Additionally, recent data related to the healthcare sector clearly indicates strong growth. This is borne out by the fact that the Health Care Select Sector SPDR (XLV) gained 14.9% in the first six months of 2017, emerging as the second-best performing sector among the S&P 500. Additionally, mutual funds related to this sector also registered strong returns. According to Morningstar, healthcare mutual funds have returned 19.1% so far this year.

We have, thus, selected four top performing healthcare mutual funds. These have given impressive returns in the first half and year-to-date (YTD) periods. These funds sport a Zacks Mutual Fund Rank #1 (Strong Buy) or 2 (Buy), offer a minimum initial investment within $5,000 and carry a low expense ratio.

We expect these funds to outperform their peers in the future. Remember, the goal of the Zacks Mutual Fund Rank is to guide investors to identify potential winners and losers. Unlike most of the fund-rating systems, the Zacks Mutual Fund Rank is not just focused on past performance, but also on the likely future success of the fund.

Fidelity Select Health Care Services Portfolio (FSHCX - Free Report) invests the bulk of its assets in companies that either own or are involved in operating hospital and nursing homes, and are related to the healthcare services sector. The fund focuses on acquiring common stocks of issuers all over the world.

FSHCX has an annual expense ratio of 0.78%, which is below the category average of 1.30%. The fund has first-half and YTD returns of 12% and 16.8%, respectively. The fund has a Zacks Mutual Fund Rank #1.

Franklin Biotechnology Discovery A (FBDIX - Free Report) invests the lion’s share of its assets in securities of companies from the biotechnology domain. The fund may invest a maximum of one-fifth of its assets in equities as well as debt securities of U.S. and non-U.S. biotech companies. FBDIX is a non-diversified fund.
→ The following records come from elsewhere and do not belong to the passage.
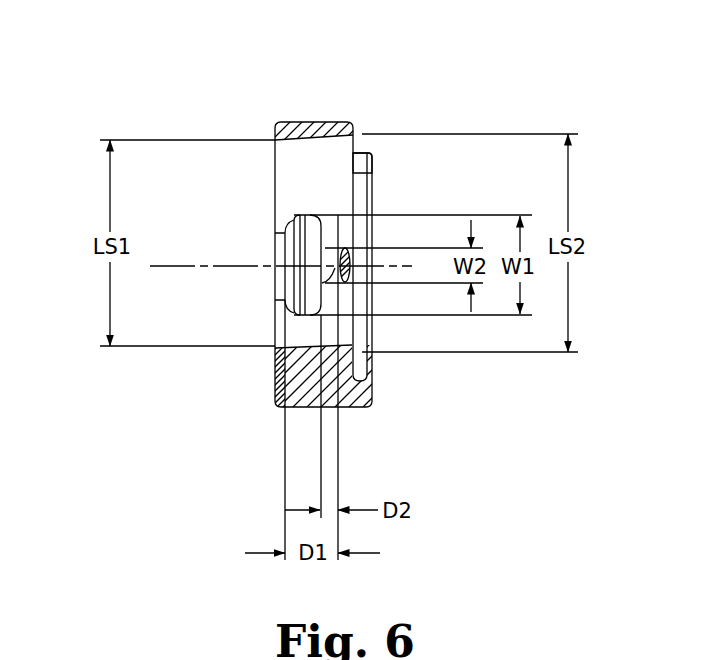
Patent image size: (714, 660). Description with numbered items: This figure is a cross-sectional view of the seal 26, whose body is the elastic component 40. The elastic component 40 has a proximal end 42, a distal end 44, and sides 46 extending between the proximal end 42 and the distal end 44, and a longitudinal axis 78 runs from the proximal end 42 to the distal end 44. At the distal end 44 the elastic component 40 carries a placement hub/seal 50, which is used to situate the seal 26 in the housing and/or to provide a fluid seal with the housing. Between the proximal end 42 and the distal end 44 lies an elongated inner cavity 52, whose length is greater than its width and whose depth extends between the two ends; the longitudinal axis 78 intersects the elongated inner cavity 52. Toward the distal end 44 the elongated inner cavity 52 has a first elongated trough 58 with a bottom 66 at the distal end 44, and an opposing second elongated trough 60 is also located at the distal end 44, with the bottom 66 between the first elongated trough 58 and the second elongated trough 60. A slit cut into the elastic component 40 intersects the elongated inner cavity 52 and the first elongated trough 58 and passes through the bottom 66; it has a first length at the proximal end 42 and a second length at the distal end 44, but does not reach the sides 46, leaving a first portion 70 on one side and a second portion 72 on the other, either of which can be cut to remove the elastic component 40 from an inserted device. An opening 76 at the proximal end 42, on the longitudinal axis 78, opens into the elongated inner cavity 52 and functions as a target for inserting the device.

The seal 26 is at (487, 74).
The elastic component 40 is at (318, 120).
The proximal end 42 is at (272, 120).
The distal end 44 is at (356, 119).
The sides 46 is at (348, 117).
The placement hub/seal 50 is at (373, 158).
The elongated inner cavity 52 is at (287, 230).
The first elongated trough 58 is at (323, 262).
The second elongated trough 60 is at (354, 276).
The bottom 66 is at (325, 245).
The first portion 70 is at (295, 120).
The second portion 72 is at (275, 391).
The opening 76 is at (268, 235).
The longitudinal axis 78 is at (176, 265).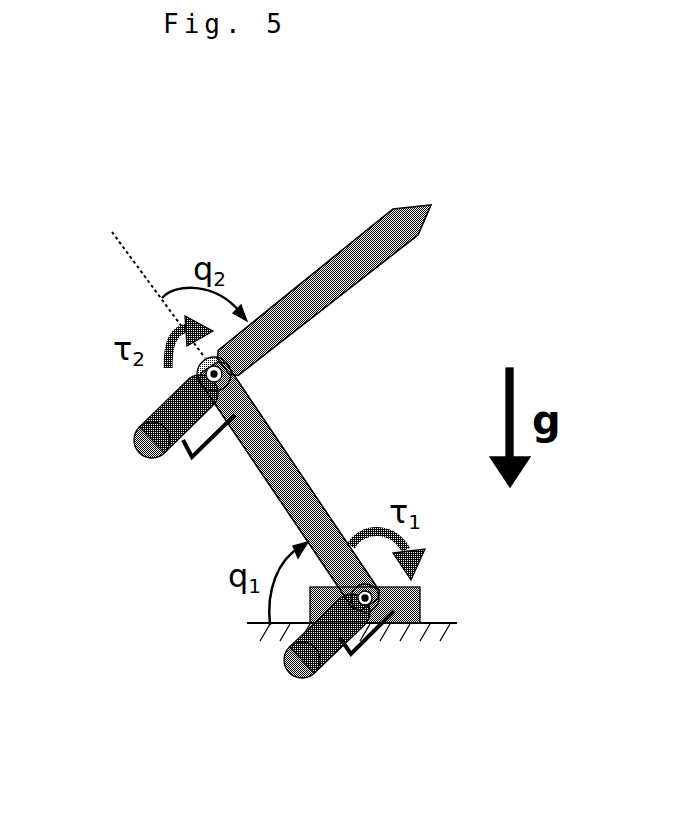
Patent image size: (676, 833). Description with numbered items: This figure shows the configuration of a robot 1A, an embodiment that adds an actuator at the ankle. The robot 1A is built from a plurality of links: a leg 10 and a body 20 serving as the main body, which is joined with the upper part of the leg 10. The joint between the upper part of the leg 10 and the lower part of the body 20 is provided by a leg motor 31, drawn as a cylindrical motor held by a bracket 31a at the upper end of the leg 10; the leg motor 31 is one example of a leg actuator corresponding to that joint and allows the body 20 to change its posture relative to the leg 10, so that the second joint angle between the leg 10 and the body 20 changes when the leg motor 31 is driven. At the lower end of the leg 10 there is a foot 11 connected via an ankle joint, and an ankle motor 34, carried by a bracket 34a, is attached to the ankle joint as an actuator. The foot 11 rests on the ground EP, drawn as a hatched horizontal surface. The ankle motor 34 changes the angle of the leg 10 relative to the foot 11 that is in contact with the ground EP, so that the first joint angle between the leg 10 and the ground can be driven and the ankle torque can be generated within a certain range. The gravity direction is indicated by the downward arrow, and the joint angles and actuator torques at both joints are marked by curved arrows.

The robot 1A is at (398, 371).
The leg 10 is at (307, 480).
The body 20 is at (390, 260).
The foot 11 is at (423, 600).
The leg motor 31 is at (135, 430).
The bracket of second motor 31a is at (203, 455).
The ankle motor 34 is at (310, 683).
The bracket of first motor 34a is at (363, 652).
The ground/end plane EP is at (403, 627).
FBDIX has an annual expense ratio of 1.02%, which is below the category average of 1.30%. The fund has first-half and YTD returns of 15.1% and 20.1%, respectively. The fund has a Zacks Mutual Fund Rank #2.

Hartford Healthcare HLS Fund IA (HIAHX - Free Report) invests the bulk of its assets in equity securities of companies engaged in the health care industry. These companies are located globally, including the United States. HIAHX may invest in securities issued by companies of any market capitalization. The fund seeks appreciation of capital for the long run.

HIAHX has an annual expense ratio of 0.89%, which is below the category average of 1.30%. The fund has first-half and YTD returns of 22.1% and 23%, respectively. The fund has a Zacks Mutual Fund Rank #1.

Fidelity Select Medical Equipment & Systems (FSMEX - Free Report) invests the majority of its assets in securities of companies principally engaged in research, development, manufacture, distribution, supply, or sale of medical equipment and devices and related technologies. The fund seeks growth of capital by investing primarily in common stocks.

FSMEX has an annual expense ratio of 0.76%, which is below the category average of 1.30%. The fund has first-half and YTD returns of 25.7% and 25%, respectively. The fund has a Zacks Mutual Fund Rank #1.